During his 20-year career, the American Civil Rights Movement was gaining popular support and many discriminatory practices changed, including the passage of Executive Order 9981 in 1948 by President Harry S. Truman, calling for the end of segregation in all branches of the military.

Camp Montford Point was closed as a result, ending the era of separate training facilities for blacks. New recruits were all sent either to MCRD Parris Island or San Diego. 

At first, black recruits were trained in their own platoons, however, the commanding general of the Depot, Maj. Gen. Alfred H. Noble, integrated platoons in late 1949.
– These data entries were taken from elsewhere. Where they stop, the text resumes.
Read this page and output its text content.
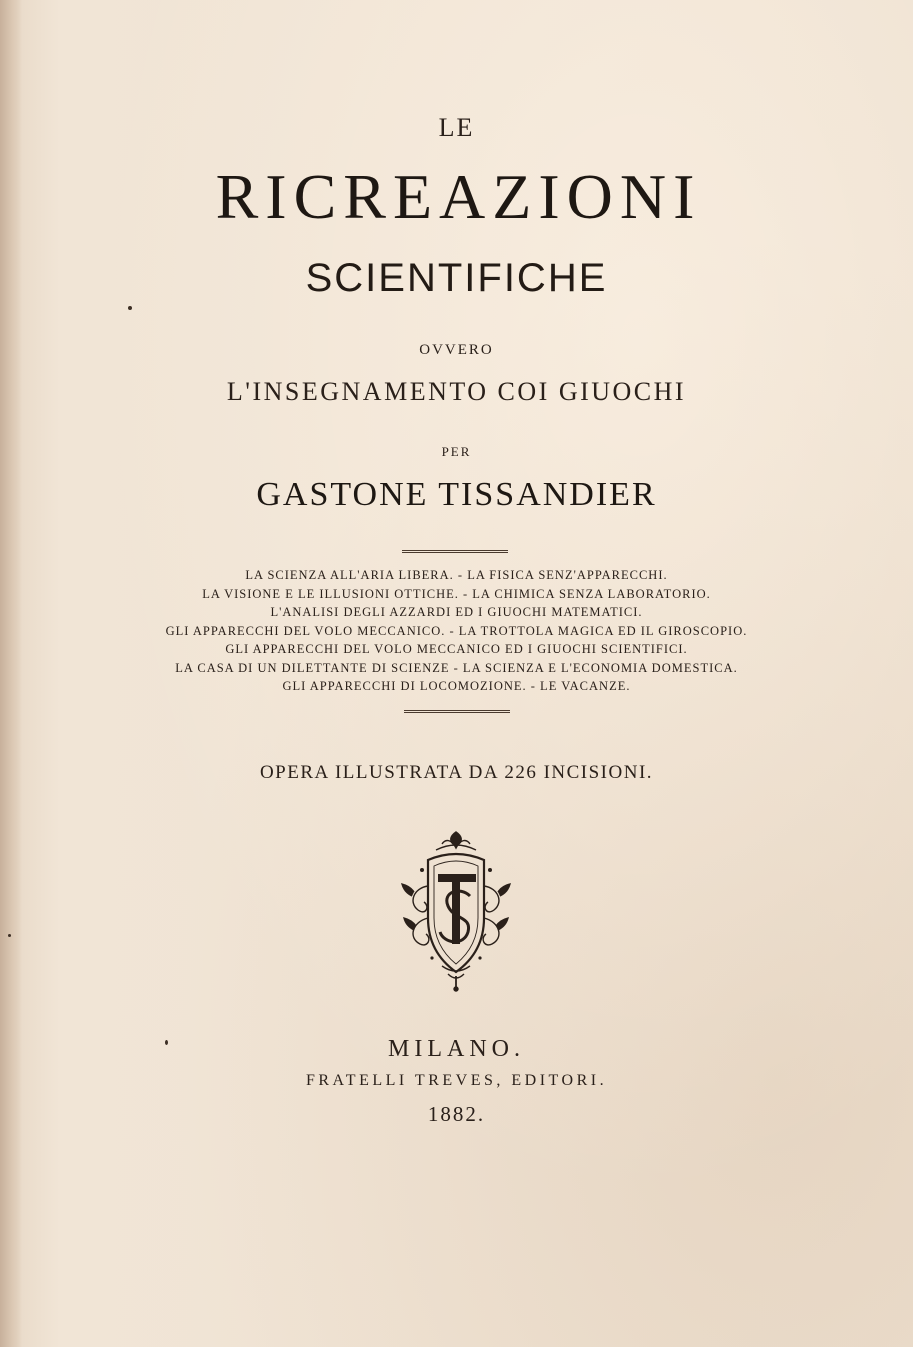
LE
RICREAZIONI
SCIENTIFICHE
OVVERO
L'INSEGNAMENTO COI GIUOCHI
PER
GASTONE TISSANDIER
LA SCIENZA ALL'ARIA LIBERA. - LA FISICA SENZ'APPARECCHI.
LA VISIONE E LE ILLUSIONI OTTICHE. - LA CHIMICA SENZA LABORATORIO.
L'ANALISI DEGLI AZZARDI ED I GIUOCHI MATEMATICI.
GLI APPARECCHI DEL VOLO MECCANICO. - LA TROTTOLA MAGICA ED IL GIROSCOPIO.
GLI APPARECCHI DEL VOLO MECCANICO ED I GIUOCHI SCIENTIFICI.
LA CASA DI UN DILETTANTE DI SCIENZE - LA SCIENZA E L'ECONOMIA DOMESTICA.
GLI APPARECCHI DI LOCOMOZIONE. - LE VACANZE.
OPERA ILLUSTRATA DA 226 INCISIONI.
MILANO.
FRATELLI TREVES, EDITORI.
1882.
Marines who served in the 1960s said they prided themselves in treating every Marine as a brother, regardless of race.

“When I came back from Vietnam, I went to (Camp) Lejeune, and the Marine Corps at that time was not prejudiced,” said retired Gunnery Sgt. Aulton Kohn, of Jacksonville, Fla. “They used to say that there was no black and white, there was only one color and that color was green,” He said.

Kohn said he never experienced racism in the Corps, and for that, he’s thankful.

“Back then, [the Montford Point Marines] took the brunt of the racism, but as time went on, it got better and better,” Kohn said. “It was bad back then, but today it’s barely seen. I don’t think my chances as a Marine would’ve been as good if it hadn’t have been for the Marines [who served] before me,” he said.

Since the 1940s race relations have greatly improved in the service, and for the third time in history, a black Marine holds the rank of Sergeant Major of the Marine Corps.

“Seeing blacks in the Marine Corps who are in a powerful position, pushes me to want to do great things,” said 20-year-old Pfc. Clifton Davis, a supply clerk with Organizational Clothing, who hit his one-year mark in the Corps, Jan. 5. “For them to have the motivation to pave the way after all they went through just so I can do what I do now, I have great respect for them,” said Davis, of Atlanta.

“I want to set a new higher level and standard, so I can pave the way for future Marines.”